C’est donc tout naturellement que cette reformation temporaire est devenue définitive car entérinée par un contrat avec le label français Season of Mist et la sortie du second album Traced in Air. Cette apparente simplicité occulte cependant un fait pour le moins parlant : quinze années séparent ce nouvel essai de son prédécesseur Focus. Entre temps, des milliers de fans se sont acharnés à écouter et décomposer chaque mesure de ce dernier, qui devint par la force des choses l’un des maître-étalons de toute la vague de metal progressif et technique des deux dernières décennies. Comment combler les attentes forcément démesurées voire fantasmées de ses fans ?

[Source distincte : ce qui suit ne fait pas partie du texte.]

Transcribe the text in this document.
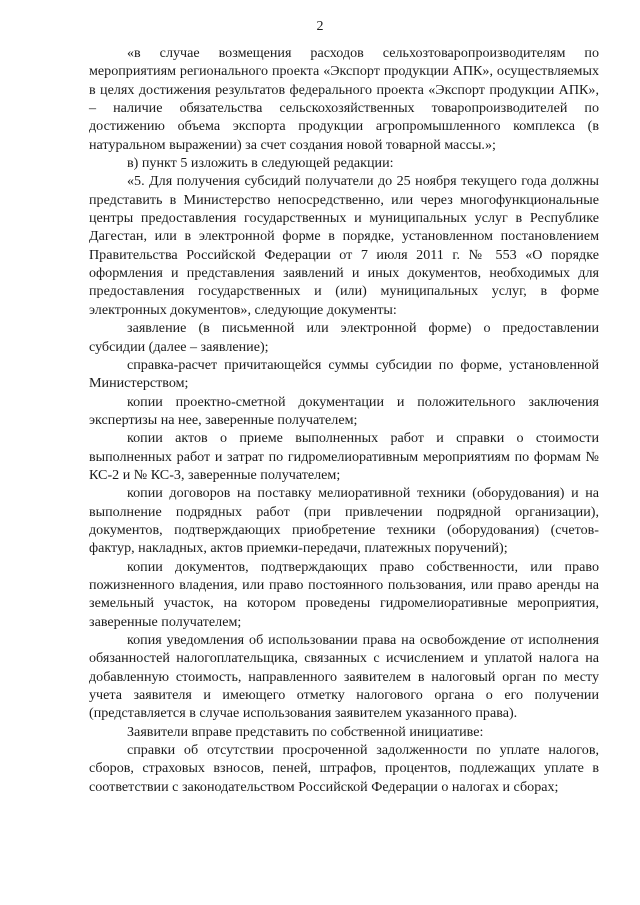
2

«в случае возмещения расходов сельхозтоваропроизводителям по мероприятиям регионального проекта «Экспорт продукции АПК», осуществляемых в целях достижения результатов федерального проекта «Экспорт продукции АПК», – наличие обязательства сельскохозяйственных товаропроизводителей по достижению объема экспорта продукции агропромышленного комплекса (в натуральном выражении) за счет создания новой товарной массы.»;

в) пункт 5 изложить в следующей редакции:

«5. Для получения субсидий получатели до 25 ноября текущего года должны представить в Министерство непосредственно, или через многофункциональные центры предоставления государственных и муниципальных услуг в Республике Дагестан, или в электронной форме в порядке, установленном постановлением Правительства Российской Федерации от 7 июля 2011 г. № 553 «О порядке оформления и представления заявлений и иных документов, необходимых для предоставления государственных и (или) муниципальных услуг, в форме электронных документов», следующие документы:

заявление (в письменной или электронной форме) о предоставлении субсидии (далее – заявление);

справка-расчет причитающейся суммы субсидии по форме, установленной Министерством;

копии проектно-сметной документации и положительного заключения экспертизы на нее, заверенные получателем;

копии актов о приеме выполненных работ и справки о стоимости выполненных работ и затрат по гидромелиоративным мероприятиям по формам № КС-2 и № КС-3, заверенные получателем;

копии договоров на поставку мелиоративной техники (оборудования) и на выполнение подрядных работ (при привлечении подрядной организации), документов, подтверждающих приобретение техники (оборудования) (счетов-фактур, накладных, актов приемки-передачи, платежных поручений);

копии документов, подтверждающих право собственности, или право пожизненного владения, или право постоянного пользования, или право аренды на земельный участок, на котором проведены гидромелиоративные мероприятия, заверенные получателем;

копия уведомления об использовании права на освобождение от исполнения обязанностей налогоплательщика, связанных с исчислением и уплатой налога на добавленную стоимость, направленного заявителем в налоговый орган по месту учета заявителя и имеющего отметку налогового органа о его получении (представляется в случае использования заявителем указанного права).

Заявители вправе представить по собственной инициативе:

справки об отсутствии просроченной задолженности по уплате налогов, сборов, страховых взносов, пеней, штрафов, процентов, подлежащих уплате в соответствии с законодательством Российской Федерации о налогах и сборах;
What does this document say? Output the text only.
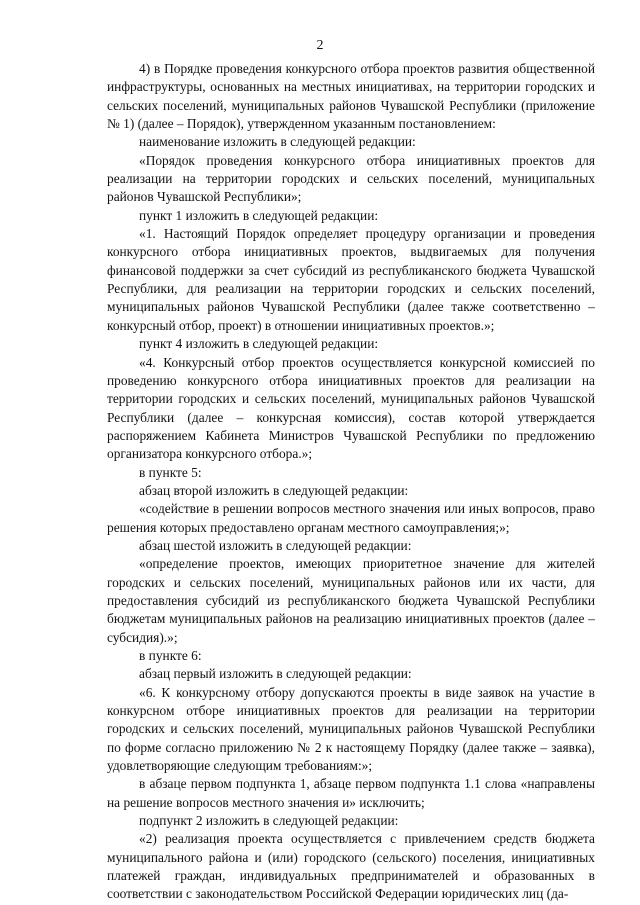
2

4) в Порядке проведения конкурсного отбора проектов развития общественной инфраструктуры, основанных на местных инициативах, на территории городских и сельских поселений, муниципальных районов Чувашской Республики (приложение № 1) (далее – Порядок), утвержденном указанным постановлением:

наименование изложить в следующей редакции:

«Порядок проведения конкурсного отбора инициативных проектов для реализации на территории городских и сельских поселений, муниципальных районов Чувашской Республики»;

пункт 1 изложить в следующей редакции:

«1. Настоящий Порядок определяет процедуру организации и проведения конкурсного отбора инициативных проектов, выдвигаемых для получения финансовой поддержки за счет субсидий из республиканского бюджета Чувашской Республики, для реализации на территории городских и сельских поселений, муниципальных районов Чувашской Республики (далее также соответственно – конкурсный отбор, проект) в отношении инициативных проектов.»;

пункт 4 изложить в следующей редакции:

«4. Конкурсный отбор проектов осуществляется конкурсной комиссией по проведению конкурсного отбора инициативных проектов для реализации на территории городских и сельских поселений, муниципальных районов Чувашской Республики (далее – конкурсная комиссия), состав которой утверждается распоряжением Кабинета Министров Чувашской Республики по предложению организатора конкурсного отбора.»;

в пункте 5:

абзац второй изложить в следующей редакции:

«содействие в решении вопросов местного значения или иных вопросов, право решения которых предоставлено органам местного самоуправления;»;

абзац шестой изложить в следующей редакции:

«определение проектов, имеющих приоритетное значение для жителей городских и сельских поселений, муниципальных районов или их части, для предоставления субсидий из республиканского бюджета Чувашской Республики бюджетам муниципальных районов на реализацию инициативных проектов (далее – субсидия).»;

в пункте 6:

абзац первый изложить в следующей редакции:

«6. К конкурсному отбору допускаются проекты в виде заявок на участие в конкурсном отборе инициативных проектов для реализации на территории городских и сельских поселений, муниципальных районов Чувашской Республики по форме согласно приложению № 2 к настоящему Порядку (далее также – заявка), удовлетворяющие следующим требованиям:»;

в абзаце первом подпункта 1, абзаце первом подпункта 1.1 слова «направлены на решение вопросов местного значения и» исключить;

подпункт 2 изложить в следующей редакции:

«2) реализация проекта осуществляется с привлечением средств бюджета муниципального района и (или) городского (сельского) поселения, инициативных платежей граждан, индивидуальных предпринимателей и образованных в соответствии с законодательством Российской Федерации юридических лиц (да-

Masvidal et Reinert, aidés sur ce disque de leur bassiste historique Sean Malone, ont su répondre de la meilleure manière, en équilibrant parfaitement l’identité unique du groupe avec des évolutions notables. L’identité en question se retrouve naturellement d’une part, avec cette voix claire « vocodée » et trafiquée mêlée de quelques cris death (moins nombreux que par le passé) et d’autre part, avec ces structures alambiquées, marquées par des riffs millimétrés et saccadés qui doivent autant au metal qu’au jazz. L’ensemble crée une ambiance surréaliste, qui n’a tout simplement aucun équivalent connu. C’est ainsi qu’un morceau comme « The Unknown Guest » s’inscrit en parfaite continuité de Focus, à l’image de ses parties agressives qui incorporent également quelques rythmes tribaux et ethniques chers à Reinert. La toute première des nouvelles compositions, « Evolutionnary Sleeper », reprend ainsi l’histoire du groupe où elle s’était arrêtée, tout du moins jusqu’au sublime solo final qu’Allan Holdsworth lui-même n’aurait pas renié.

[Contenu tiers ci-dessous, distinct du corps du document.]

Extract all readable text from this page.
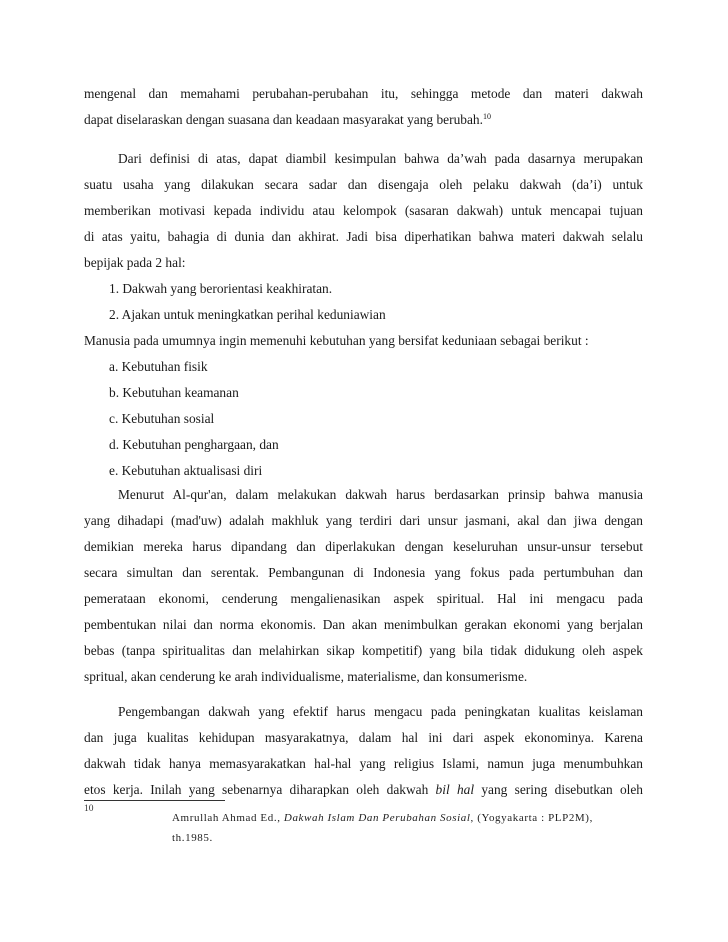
mengenal dan memahami perubahan-perubahan itu, sehingga metode dan materi dakwah
dapat diselaraskan dengan suasana dan keadaan masyarakat yang berubah.$^{10}$
Dari definisi di atas, dapat diambil kesimpulan bahwa da’wah pada dasarnya merupakan
suatu usaha yang dilakukan secara sadar dan disengaja oleh pelaku dakwah (da’i) untuk
memberikan motivasi kepada individu atau kelompok (sasaran dakwah) untuk mencapai tujuan
di atas yaitu, bahagia di dunia dan akhirat. Jadi bisa diperhatikan bahwa materi dakwah selalu
bepijak pada 2 hal:
1. Dakwah yang berorientasi keakhiratan.
2. Ajakan untuk meningkatkan perihal keduniawian
Manusia pada umumnya ingin memenuhi kebutuhan yang bersifat keduniaan sebagai berikut :
a. Kebutuhan fisik
b. Kebutuhan keamanan
c. Kebutuhan sosial
d. Kebutuhan penghargaan, dan
e. Kebutuhan aktualisasi diri
Menurut Al-qur'an, dalam melakukan dakwah harus berdasarkan prinsip bahwa manusia
yang dihadapi (mad'uw) adalah makhluk yang terdiri dari unsur jasmani, akal dan jiwa dengan
demikian mereka harus dipandang dan diperlakukan dengan keseluruhan unsur-unsur tersebut
secara simultan dan serentak. Pembangunan di Indonesia yang fokus pada pertumbuhan dan
pemerataan ekonomi, cenderung mengalienasikan aspek spiritual. Hal ini mengacu pada
pembentukan nilai dan norma ekonomis. Dan akan menimbulkan gerakan ekonomi yang berjalan
bebas (tanpa spiritualitas dan melahirkan sikap kompetitif) yang bila tidak didukung oleh aspek
spritual, akan cenderung ke arah individualisme, materialisme, dan konsumerisme.
Pengembangan dakwah yang efektif harus mengacu pada peningkatan kualitas keislaman
dan juga kualitas kehidupan masyarakatnya, dalam hal ini dari aspek ekonominya. Karena
dakwah tidak hanya memasyarakatkan hal-hal yang religius Islami, namun juga menumbuhkan
etos kerja. Inilah yang sebenarnya diharapkan oleh dakwah bil hal yang sering disebutkan oleh
10
Amrullah Ahmad Ed., Dakwah Islam Dan Perubahan Sosial, (Yogyakarta : PLP2M),
th.1985.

Les évolutions se retrouvent en grande partie sur les quatre derniers titres écrits par le groupe, et qui se répartissent intelligemment de part et d’autre de l’album. « Nunc Fluens » fait office d’ouverture à la manière de Tool, tandis que son compagnon « Nunc Stans » en est une sublime conclusion, reprenant la légèreté et la grâce d’Aeon Spoke et de Portal, le projet mort-né qui devait succéder à Cynic. « The Space for This » et « The King of Those Who Know » surpassent qualitativement leurs camarades, grâce à des mélodies particulèrement mémorisables : le premier ne fait pourtant aucune concession en mixant passages aériens et violence exacerbée, tandis que le second offre des chants masculins et féminins au naturel à la plus belle mélodie vocale composée par Masvidal.

Réduit à trente-cinq minutes, dont plus de vingt-cinq déjà connues des amateurs, Traced in Air pourra frustrer. Ce paramètre de la durée présent sur Focus n’a néanmoins pas nui à sa postérité. On ajoutera que ce nouvel essai porte de folles promesses aux deux extrêmes de la liste de ses morceaux. Ceux-ci laissent rêveur quant à la suite des évènements qui se succèdent de plus en plus vite pour Cynic, pour notre plus grand plaisir.